From all the examples we saw in this article, we can say that you could possibly bring wonders to any of your creation using machine learning, which would not have been possible earlier.
It’s in great demand. Yes, you heard it right. Almost all the tech-giants need Machine learning engineers for one purpose or the other, ranging from analyzing business growth to creating self-driving cars and intelligent robots. Just look at the smartphone that you have in your hand right now. The camera, Google assistant, Google photos, Spotify, Flipkart, Amazon app, all these runs on top of Machine Learning. Camera apps these days use AI to detect scenes and optimize the image to make it look professional. Google photos use ML to detect faces in the photos from your gallery and classify it. Spotify uses the list of the music you listen to suggest new music based on your taste. Flipkart uses it to suggest products based on what you are in search of. Likewise, most of the companies and applications that you come across every day have people working on machine learning.
Seems pretty interesting, right? Wish to learn it?
Where to learn?
The best and easiest way to get started is to just Google “Machine Learning” or “Machine Learning tutorials”. Google gives you the best suggestions.
You could take a course on learning platforms like Udacity or Udemy. That way, you could get certified at the same time.
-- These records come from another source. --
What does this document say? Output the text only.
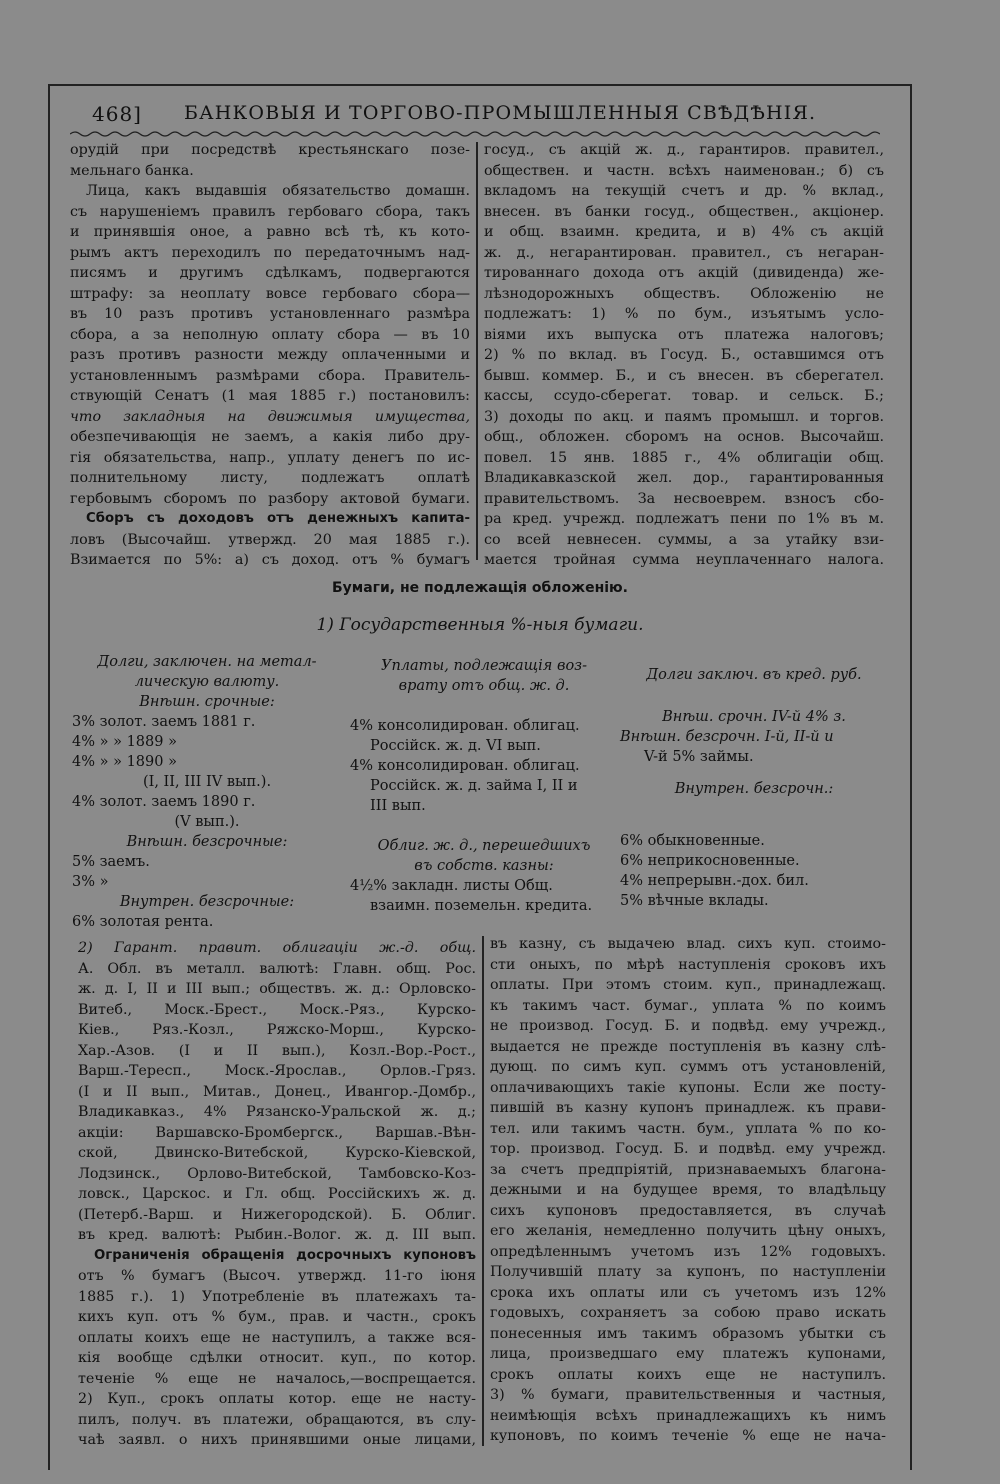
468] БАНКОВЫЯ И ТОРГОВО-ПРОМЫШЛЕННЫЯ СВѢДѢНІЯ.

орудій при посредствѣ крестьянскаго позе-

мельнаго банка.

Лица, какъ выдавшія обязательство домашн.

съ нарушеніемъ правилъ гербоваго сбора, такъ

и принявшія оное, а равно всѣ тѣ, къ кото-

рымъ актъ переходилъ по передаточнымъ над-

писямъ и другимъ сдѣлкамъ, подвергаются

штрафу: за неоплату вовсе гербоваго сбора—

въ 10 разъ противъ установленнаго размѣра

сбора, а за неполную оплату сбора — въ 10

разъ противъ разности между оплаченными и

установленнымъ размѣрами сбора. Правитель-

ствующій Сенатъ (1 мая 1885 г.) постановилъ:

что закладныя на движимыя имущества,

обезпечивающія не заемъ, а какія либо дру-

гія обязательства, напр., уплату денегъ по ис-

полнительному листу, подлежатъ оплатѣ

гербовымъ сборомъ по разбору актовой бумаги.

Сборъ съ доходовъ отъ денежныхъ капита-

ловъ (Высочайш. утвержд. 20 мая 1885 г.).

Взимается по 5%: а) съ доход. отъ % бумагъ

госуд., съ акцій ж. д., гарантиров. правител.,

обществен. и частн. всѣхъ наименован.; б) съ

вкладомъ на текущій счетъ и др. % вклад.,

внесен. въ банки госуд., обществен., акціонер.

и общ. взаимн. кредита, и в) 4% съ акцій

ж. д., негарантирован. правител., съ негаран-

тированнаго дохода отъ акцій (дивиденда) же-

лѣзнодорожныхъ обществъ. Обложенію не

подлежатъ: 1) % по бум., изъятымъ усло-

віями ихъ выпуска отъ платежа налоговъ;

2) % по вклад. въ Госуд. Б., оставшимся отъ

бывш. коммер. Б., и съ внесен. въ сберегател.

кассы, ссудо-сберегат. товар. и сельск. Б.;

3) доходы по акц. и паямъ промышл. и торгов.

общ., обложен. сборомъ на основ. Высочайш.

повел. 15 янв. 1885 г., 4% облигаціи общ.

Владикавказской жел. дор., гарантированныя

правительствомъ. За несвоеврем. взносъ сбо-

ра кред. учрежд. подлежатъ пени по 1% въ м.

со всей невнесен. суммы, а за утайку взи-

мается тройная сумма неуплаченнаго налога.

Бумаги, не подлежащія обложенію.
1) Государственныя %-ныя бумаги.

Долги, заключен. на метал-

лическую валюту.

Внѣшн. срочные:

3% золот. заемъ 1881 г.

4% » » 1889 »

4% » » 1890 »

(I, II, III IV вып.).

4% золот. заемъ 1890 г.

(V вып.).

Внѣшн. безсрочные:

5% заемъ.

3% »

Внутрен. безсрочные:

6% золотая рента.

Уплаты, подлежащія воз-

врату отъ общ. ж. д.

4% консолидирован. облигац.

Россійск. ж. д. VI вып.

4% консолидирован. облигац.

Россійск. ж. д. займа I, II и

III вып.

Облиг. ж. д., перешедшихъ

въ собств. казны:

4½% закладн. листы Общ.

взаимн. поземельн. кредита.

Долги заключ. въ кред. руб.

Внѣш. срочн. IV-й 4% з.

Внѣшн. безсрочн. I-й, II-й и

V-й 5% займы.

Внутрен. безсрочн.:

6% обыкновенные.

6% неприкосновенные.

4% непрерывн.-дох. бил.

5% вѣчные вклады.

2) Гарант. правит. облигаціи ж.-д. общ.

А. Обл. въ металл. валютѣ: Главн. общ. Рос.

ж. д. I, II и III вып.; обществъ. ж. д.: Орловско-

Витеб., Моск.-Брест., Моск.-Ряз., Курско-

Кіев., Ряз.-Козл., Ряжско-Морш., Курско-

Хар.-Азов. (I и II вып.), Козл.-Вор.-Рост.,

Варш.-Тересп., Моск.-Ярослав., Орлов.-Гряз.

(I и II вып., Митав., Донец., Ивангор.-Домбр.,

Владикавказ., 4% Рязанско-Уральской ж. д.;

акціи: Варшавско-Бромбергск., Варшав.-Вѣн-

ской, Двинско-Витебской, Курско-Кіевской,

Лодзинск., Орлово-Витебской, Тамбовско-Коз-

ловск., Царскос. и Гл. общ. Россійскихъ ж. д.

(Петерб.-Варш. и Нижегородской). Б. Облиг.

въ кред. валютѣ: Рыбин.-Волог. ж. д. III вып.

Ограниченія обращенія досрочныхъ купоновъ

отъ % бумагъ (Высоч. утвержд. 11-го іюня

1885 г.). 1) Употребленіе въ платежахъ та-

кихъ куп. отъ % бум., прав. и частн., срокъ

оплаты коихъ еще не наступилъ, а также вся-

кія вообще сдѣлки относит. куп., по котор.

теченіе % еще не началось,—воспрещается.

2) Куп., срокъ оплаты котор. еще не насту-

пилъ, получ. въ платежи, обращаются, въ слу-

чаѣ заявл. о нихъ принявшими оные лицами,

въ казну, съ выдачею влад. сихъ куп. стоимо-

сти оныхъ, по мѣрѣ наступленія сроковъ ихъ

оплаты. При этомъ стоим. куп., принадлежащ.

къ такимъ част. бумаг., уплата % по коимъ

не производ. Госуд. Б. и подвѣд. ему учрежд.,

выдается не прежде поступленія въ казну слѣ-

дующ. по симъ куп. суммъ отъ установленій,

оплачивающихъ такіе купоны. Если же посту-

пившій въ казну купонъ принадлеж. къ прави-

тел. или такимъ частн. бум., уплата % по ко-

тор. производ. Госуд. Б. и подвѣд. ему учрежд.

за счетъ предпріятій, признаваемыхъ благона-

дежными и на будущее время, то владѣльцу

сихъ купоновъ предоставляется, въ случаѣ

его желанія, немедленно получить цѣну оныхъ,

опредѣленнымъ учетомъ изъ 12% годовыхъ.

Получившій плату за купонъ, по наступленіи

срока ихъ оплаты или съ учетомъ изъ 12%

годовыхъ, сохраняетъ за собою право искать

понесенныя имъ такимъ образомъ убытки съ

лица, произведшаго ему платежъ купонами,

срокъ оплаты коихъ еще не наступилъ.

3) % бумаги, правительственныя и частныя,

неимѣющія всѣхъ принадлежащихъ къ нимъ

купоновъ, по коимъ теченіе % еще не нача-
Or just Google “MLCC” to get some free content on Machine Learning by Google.
You could also find a lot of research papers and open-source guides on machine learning, even in your own language.
Learn from engaging with communities dedicated to machine learning and AI like the KeralaAI Initiative, Google Developer Groups, School of AI, etc.
Learn from attending workshops on Machine learning or attending a machine learning crash course.
If you are in Kerala pursuing Engineering, you could take the Machine Learning course by ASAP, which is a one year program, focusing on core machine learning, mathematics, and algorithms. That way, you could get a deeper understanding of the field.